Syria denies declaration of general mobilization

Syria denies declaration of general mobilization
# 13 March 2013 02:43 (UTC +04:00)

Baku-APA. Syria's state media on Tuesday rubbished as unfounded media reports that the Syrian army has declared a state of general mobilization, APA reports quoting Xinhua.

While denying the reports of general alert circulating on some anti-Syrian government Arab TVs, the state TV said "joining the military service is a sacred duty."

"Our valiant troops are on the highest readiness and ability to defend the security of the homeland and citizens from terrorism," according to a statement carried out by the state TV.

The controversy about a possible declaration of general mobilization has started since Friday, when Syria's prominent Sheikh Said Ramadan al-Bouti called on the country's grand Mufti to declare the general alert.

On Sunday, Syria's Supreme Iftaa Council, the highest clergy council in the country, issued a statement calling on the Syrian public to support the Syrian army and the youth to join the service to defend the country, the heritage and religion from what the statement branded as the enemies wanting to rip the country in pieces.

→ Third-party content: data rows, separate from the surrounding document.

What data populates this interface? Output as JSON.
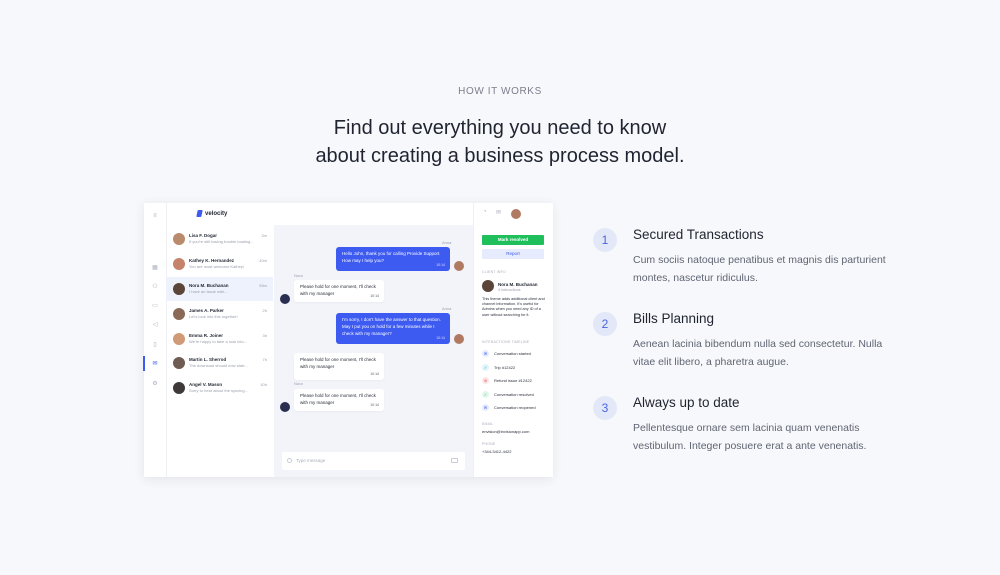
{
  "eyebrow": "HOW IT WORKS",
  "headline": {
    "line1": "Find out everything you need to know",
    "line2": "about creating a business process model."
  },
  "app": {
    "brand": "velocity",
    "conversations": [
      {
        "name": "Lisa F. Dogar",
        "preview": "If you're still having trouble loading...",
        "time": "2m",
        "avatar_color": "#b98b6c"
      },
      {
        "name": "Kathey K. Hernandez",
        "preview": "You are most welcome Kathey!",
        "time": "40m",
        "avatar_color": "#c4836a"
      },
      {
        "name": "Nora M. Buchanan",
        "preview": "I have an issue with...",
        "time": "59m",
        "avatar_color": "#5a4538"
      },
      {
        "name": "James A. Parker",
        "preview": "Let's look into this together!",
        "time": "2h",
        "avatar_color": "#8a6a57"
      },
      {
        "name": "Emma R. Joiner",
        "preview": "We're happy to take a look into...",
        "time": "3h",
        "avatar_color": "#d19a76"
      },
      {
        "name": "Martin L. Sherrod",
        "preview": "The download should now start...",
        "time": "7h",
        "avatar_color": "#6f5c52"
      },
      {
        "name": "Angel V. Mason",
        "preview": "Sorry to hear about the syncing...",
        "time": "10h",
        "avatar_color": "#3f3a3a"
      }
    ],
    "messages": [
      {
        "sender": "Anna",
        "text": "Hello John, thank you for calling Provide Support. How may I help you?",
        "time": "10:14"
      },
      {
        "sender": "Nora",
        "text": "Please hold for one moment, I'll check with my manager",
        "time": "10:14"
      },
      {
        "sender": "Anna",
        "text": "I'm sorry, I don't have the answer to that question. May I put you on hold for a few minutes while I check with my manager?",
        "time": "10:14"
      },
      {
        "sender": "",
        "text": "Please hold for one moment, I'll check with my manager",
        "time": "10:14"
      },
      {
        "sender": "Nora",
        "text": "Please hold for one moment, I'll check with my manager",
        "time": "10:14"
      }
    ],
    "composer_placeholder": "Type message",
    "panel": {
      "mark_resolved": "Mark resolved",
      "report": "Report",
      "client_info_label": "CLIENT INFO",
      "client_name": "Nora M. Buchanan",
      "client_interactions": "4 interactions",
      "client_desc": "This theme adds additional client and channel information. It's useful for Admins when you need any ID of a user without searching for it.",
      "timeline_label": "INTERACTIONS TIMELINE",
      "timeline": [
        {
          "label": "Conversation started",
          "color": "#3d5af1",
          "bg": "#e6ecfd",
          "icon": "✉"
        },
        {
          "label": "Trip #12422",
          "color": "#1fa4c9",
          "bg": "#e0f4fa",
          "icon": "✓"
        },
        {
          "label": "Refund issue #12422",
          "color": "#e0464f",
          "bg": "#fde6e7",
          "icon": "⊘"
        },
        {
          "label": "Conversation resolved",
          "color": "#1fbf5b",
          "bg": "#e2f7ea",
          "icon": "✓"
        },
        {
          "label": "Conversation reopened",
          "color": "#3d5af1",
          "bg": "#e6ecfd",
          "icon": "✉"
        }
      ],
      "email_label": "EMAIL",
      "email": "envision@invisionapp.com",
      "phone_label": "PHONE",
      "phone": "+344-3412-4422"
    }
  },
  "features": [
    {
      "number": "1",
      "title": "Secured Transactions",
      "desc": "Cum sociis natoque penatibus et magnis dis parturient montes, nascetur ridiculus."
    },
    {
      "number": "2",
      "title": "Bills Planning",
      "desc": "Aenean lacinia bibendum nulla sed consectetur. Nulla vitae elit libero, a pharetra augue."
    },
    {
      "number": "3",
      "title": "Always up to date",
      "desc": "Pellentesque ornare sem lacinia quam venenatis vestibulum. Integer posuere erat a ante venenatis."
    }
  ]
}
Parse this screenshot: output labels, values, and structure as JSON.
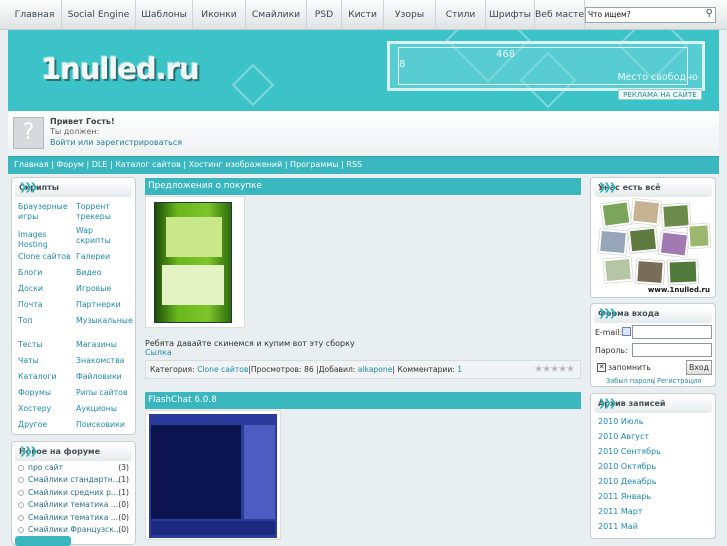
{
  "topnav": [
    "Главная",
    "Social Engine",
    "Шаблоны",
    "Иконки",
    "Смайлики",
    "PSD",
    "Кисти",
    "Узоры",
    "Стили",
    "Шрифты",
    "Веб мастер"
  ],
  "search": {
    "placeholder": "Что ищем?"
  },
  "header": {
    "logo": "1nulled.ru",
    "banner_w": "468",
    "banner_h": "8",
    "banner_text": "Место свободно",
    "advert": "РЕКЛАМА НА САЙТЕ"
  },
  "user": {
    "greeting": "Привет Гость!",
    "must": "Ты должен:",
    "action": "Войти или зарегистрироваться"
  },
  "menubar": "Главная | Форум | DLE | Каталог сайтов | Хостинг изображений | Программы | RSS",
  "scripts": {
    "title": "Скрипты",
    "col1": [
      "Браузерные игры",
      "Images Hosting",
      "Clone сайтов",
      "Блоги",
      "Доски",
      "Почта",
      "Топ",
      "Тесты",
      "Чаты",
      "Каталоги",
      "Форумы",
      "Хостеру",
      "Другое"
    ],
    "col2": [
      "Торрент трекеры",
      "Wap скрипты",
      "Галереи",
      "Видео",
      "Игровые",
      "Партнерки",
      "Музыкальные",
      "Магазины",
      "Знакомства",
      "Файловики",
      "Рипы сайтов",
      "Аукционы",
      "Поисковики"
    ]
  },
  "forum": {
    "title": "Новое на форуме",
    "items": [
      {
        "t": "про сайт",
        "c": "(3)"
      },
      {
        "t": "Смайлики стандартн...",
        "c": "(1)"
      },
      {
        "t": "Смайлики средних р...",
        "c": "(1)"
      },
      {
        "t": "Смайлики тематика ...",
        "c": "(0)"
      },
      {
        "t": "Смайлики тематика ...",
        "c": "(0)"
      },
      {
        "t": "Смайлики Французск...",
        "c": "(0)"
      }
    ]
  },
  "post1": {
    "title": "Предложения о покупке",
    "text": "Ребята давайте скинемся и купим вот эту сборку",
    "link": "Сылка",
    "cat_label": "Категория:",
    "cat": "Clone сайтов",
    "views": "|Просмотров: 86 |Добавил:",
    "author": "alkapone",
    "comments": "| Комментарии:",
    "comm_count": "1"
  },
  "post2": {
    "title": "FlashChat 6.0.8"
  },
  "gallery": {
    "title": "Унас есть всё",
    "watermark": "www.1nulled.ru"
  },
  "login": {
    "title": "Форма входа",
    "email": "E-mail:",
    "pass": "Пароль:",
    "remember": "запомнить",
    "button": "Вход",
    "forgot": "Забыл пароль",
    "sep": "|",
    "register": "Регистрация"
  },
  "archive": {
    "title": "Архив записей",
    "items": [
      "2010 Июль",
      "2010 Август",
      "2010 Сентябрь",
      "2010 Октябрь",
      "2010 Декабрь",
      "2011 Январь",
      "2011 Март",
      "2011 Май"
    ]
  },
  "colors": {
    "accent": "#3ab6bf",
    "header": "#3cc3c8"
  }
}
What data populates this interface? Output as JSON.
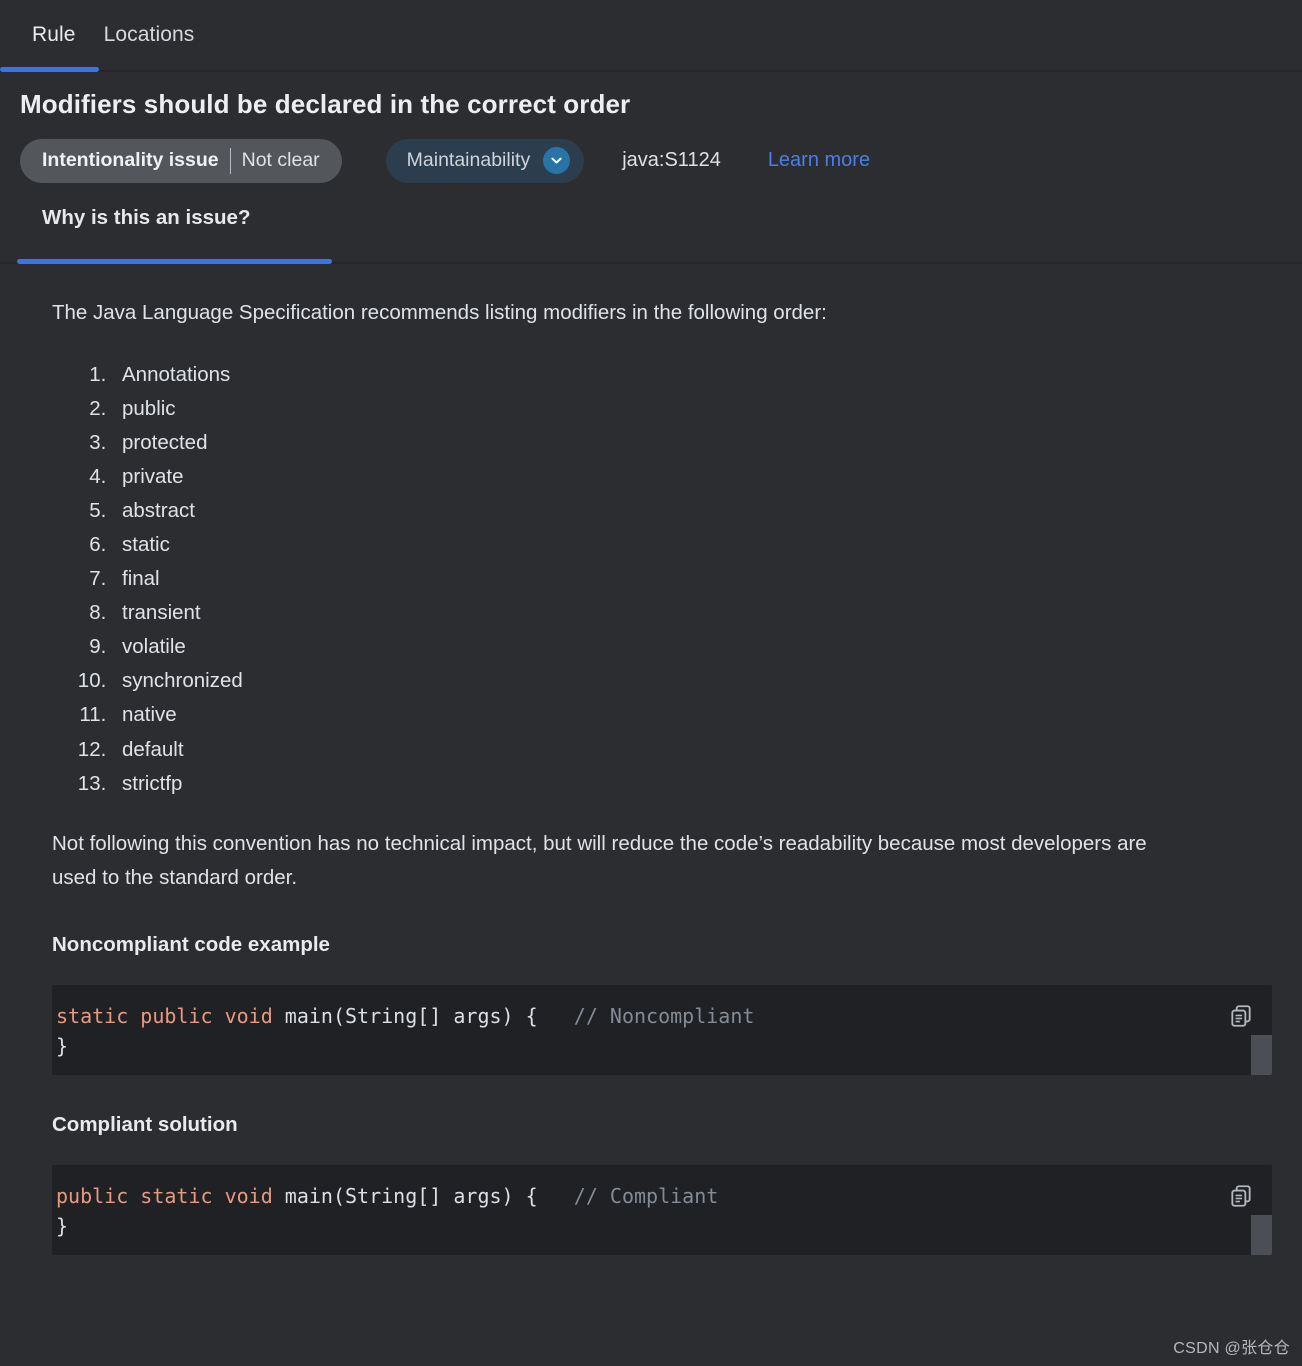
{
  "tabs": {
    "items": [
      {
        "id": "rule",
        "label": "Rule",
        "active": true
      },
      {
        "id": "locations",
        "label": "Locations",
        "active": false
      }
    ]
  },
  "header": {
    "title": "Modifiers should be declared in the correct order",
    "impact_chip": {
      "primary": "Intentionality issue",
      "separator": "|",
      "secondary": "Not clear"
    },
    "quality_chip": {
      "label": "Maintainability",
      "icon": "chevron-down-icon"
    },
    "rule_key": "java:S1124",
    "learn_more": "Learn more"
  },
  "subtabs": {
    "items": [
      {
        "id": "why",
        "label": "Why is this an issue?",
        "active": true
      }
    ]
  },
  "content": {
    "intro_paragraph": "The Java Language Specification recommends listing modifiers in the following order:",
    "modifier_list": [
      "Annotations",
      "public",
      "protected",
      "private",
      "abstract",
      "static",
      "final",
      "transient",
      "volatile",
      "synchronized",
      "native",
      "default",
      "strictfp"
    ],
    "closing_paragraph": "Not following this convention has no technical impact, but will reduce the code’s readability because most developers are used to the standard order.",
    "noncompliant": {
      "heading": "Noncompliant code example",
      "keywords": "static public void",
      "signature": " main(String[] args) {",
      "comment": "// Noncompliant",
      "closing_brace": "}",
      "copy_icon": "copy-icon"
    },
    "compliant": {
      "heading": "Compliant solution",
      "keywords": "public static void",
      "signature": " main(String[] args) {",
      "comment": "// Compliant",
      "closing_brace": "}",
      "copy_icon": "copy-icon"
    }
  },
  "watermark": "CSDN @张仓仓",
  "colors": {
    "background": "#2b2d31",
    "accent_blue": "#3b73e8",
    "link_blue": "#4a7fe8",
    "code_background": "#1f2125",
    "keyword_orange": "#e99a7e",
    "comment_gray": "#848b95",
    "quality_chip_bg": "#2c3d4d",
    "impact_chip_bg": "#53565b",
    "chevron_badge": "#2874a6"
  }
}
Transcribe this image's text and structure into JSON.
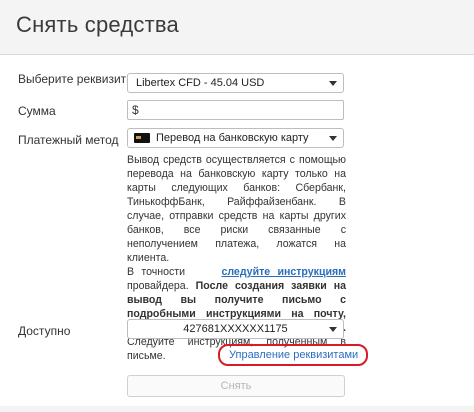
{
  "header": {
    "title": "Снять средства"
  },
  "form": {
    "requisites_label": "Выберите реквизиты",
    "requisites_value": "Libertex CFD - 45.04 USD",
    "amount_label": "Сумма",
    "amount_prefix": "$",
    "amount_value": "",
    "method_label": "Платежный метод",
    "method_value": "Перевод на банковскую карту",
    "method_icon": "bank-card-icon",
    "description": {
      "p1": "Вывод средств осуществляется с помощью перевода на банковскую карту только на карты следующих банков: Сбербанк, ТинькоффБанк, Райффайзенбанк. В случае, отправки средств на карты других банков, все риски связанные с неполучением платежа, ложатся на клиента.",
      "p2_pre": "В точности",
      "p2_link": "следуйте инструкциям",
      "p2_post": "провайдера.",
      "p2_bold": "После создания заявки на вывод вы получите письмо с подробными инструкциями на почту, привязанную к аккаунту Libertex.",
      "p2_end": "Следуйте инструкциям, полученным в письме."
    },
    "available_label": "Доступно",
    "available_value": "427681XXXXXX1175",
    "manage_link": "Управление реквизитами",
    "submit_label": "Снять"
  },
  "colors": {
    "link": "#2a6fbe",
    "highlight": "#d81c27",
    "header_bg": "#f4f4f4"
  }
}
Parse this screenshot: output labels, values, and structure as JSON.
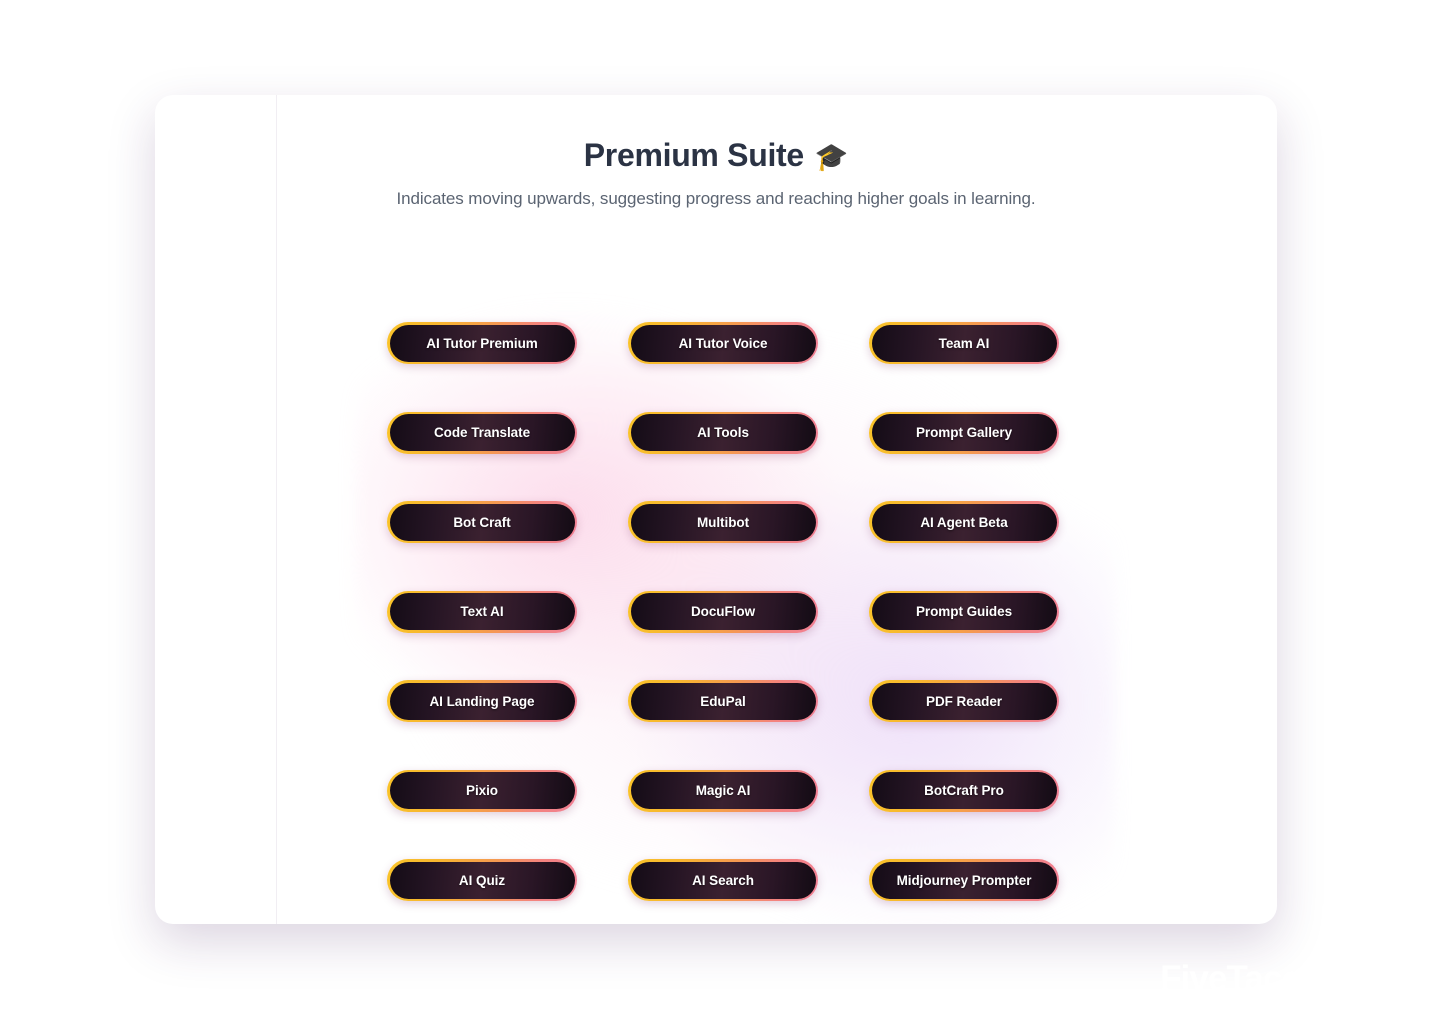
{
  "header": {
    "title": "Premium Suite",
    "cap_icon": "🎓",
    "subtitle": "Indicates moving upwards, suggesting progress and reaching higher goals in learning."
  },
  "brand": {
    "name": "FiveTaco"
  },
  "grid": {
    "columns": 3,
    "buttons": [
      {
        "label": "AI Tutor Premium"
      },
      {
        "label": "AI Tutor Voice"
      },
      {
        "label": "Team AI"
      },
      {
        "label": "Code Translate"
      },
      {
        "label": "AI Tools"
      },
      {
        "label": "Prompt Gallery"
      },
      {
        "label": "Bot Craft"
      },
      {
        "label": "Multibot"
      },
      {
        "label": "AI Agent Beta"
      },
      {
        "label": "Text AI"
      },
      {
        "label": "DocuFlow"
      },
      {
        "label": "Prompt Guides"
      },
      {
        "label": "AI Landing Page"
      },
      {
        "label": "EduPal"
      },
      {
        "label": "PDF Reader"
      },
      {
        "label": "Pixio"
      },
      {
        "label": "Magic AI"
      },
      {
        "label": "BotCraft Pro"
      },
      {
        "label": "AI Quiz"
      },
      {
        "label": "AI Search"
      },
      {
        "label": "Midjourney Prompter"
      }
    ]
  },
  "colors": {
    "background_top_left": "#ec6ab8",
    "background_top_right": "#a760e2",
    "background_bottom_left": "#7d52f3",
    "background_bottom_right": "#8457f1",
    "card": "#ffffff",
    "title_text": "#2b3344",
    "subtitle_text": "#5b6472",
    "button_border_start": "#f9c42a",
    "button_border_end": "#f08095",
    "button_fill_dark": "#140c16",
    "button_fill_mid": "#3b2130",
    "button_label": "#ffffff",
    "brand_text": "#ffffff"
  }
}
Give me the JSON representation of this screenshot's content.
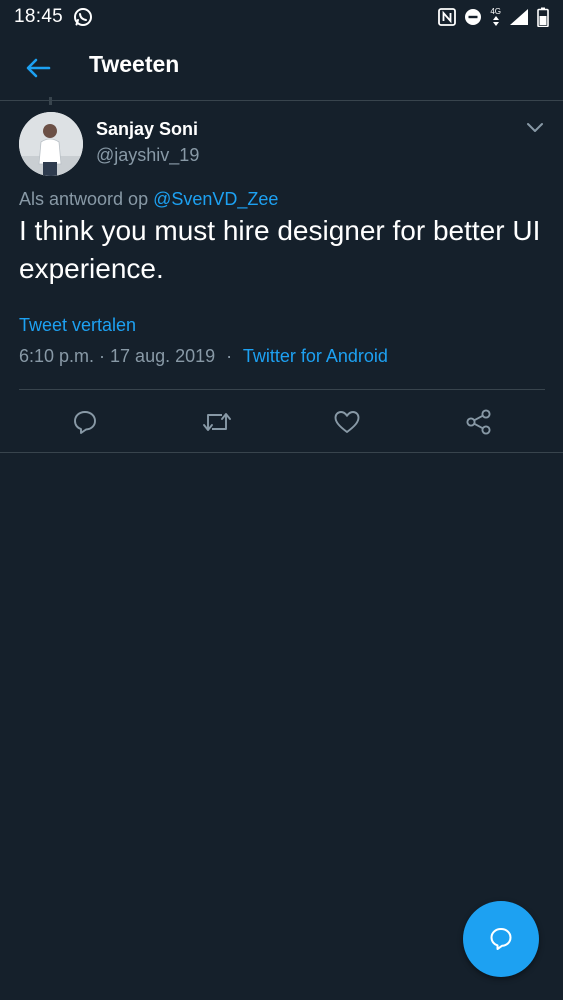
{
  "status_bar": {
    "time": "18:45",
    "network": "4G",
    "icons": [
      "whatsapp-icon",
      "nfc-icon",
      "do-not-disturb-icon",
      "data-arrows-icon",
      "signal-icon",
      "battery-icon"
    ]
  },
  "header": {
    "title": "Tweeten",
    "back_icon": "arrow-left-icon"
  },
  "tweet": {
    "author_name": "Sanjay Soni",
    "author_handle": "@jayshiv_19",
    "reply_prefix": "Als antwoord op",
    "reply_mention": "@SvenVD_Zee",
    "text": "I think you must hire designer for better UI experience.",
    "translate_label": "Tweet vertalen",
    "timestamp": "6:10 p.m. · 17 aug. 2019",
    "separator": "·",
    "source": "Twitter for Android"
  },
  "actions": [
    {
      "name": "reply",
      "icon": "comment-icon"
    },
    {
      "name": "retweet",
      "icon": "retweet-icon"
    },
    {
      "name": "like",
      "icon": "heart-icon"
    },
    {
      "name": "share",
      "icon": "share-icon"
    }
  ],
  "fab": {
    "icon": "compose-reply-icon"
  },
  "colors": {
    "background": "#15202b",
    "divider": "#38444d",
    "accent": "#1da1f2",
    "secondary_text": "#8899a6",
    "primary_text": "#ffffff"
  }
}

The state media clarified in its statement that the Iftaa Council's statement was about the regular obligatory service not mobilization.

Earlier in the day, the pro-government al-Watan newspaper cited sources as saying that the Syrian army "is so well," noting however that the citizens should start to take part in defending their areas.

"The Syrian army has enough manpower and equipment for many years to come in the war to defend Syria," the source was cited by the paper as saying, stressing, however, that "this doesn't mean that Syrians should only be confined to watch the news of battles without taking part each according to his ability."

While the idea of general mobilization does not seem sound in the midst of the conflict that has been ripping Syria apart, such move needs to be announced by the president himself to take effect.

Such an idea has come as the Syrian troops have become stretched out in urban battles in several cities as part of the war of attrition that the West-backed rebels have been waging.

Armed local committees have also been formed over the past months from local people who want to defend their areas against possible rebels' attacks. Yet, most of those committees were set up in areas of minorities who fear the threat of the radical Sunni rebels, particularly with the rising of al-Qaida-linked Nusra Front that has become the striking rebel force against the government troops.

A recent UN report has warned that the conflict in Syria "is becoming more sectarian," a claim which is totally rejected by the Syrian government.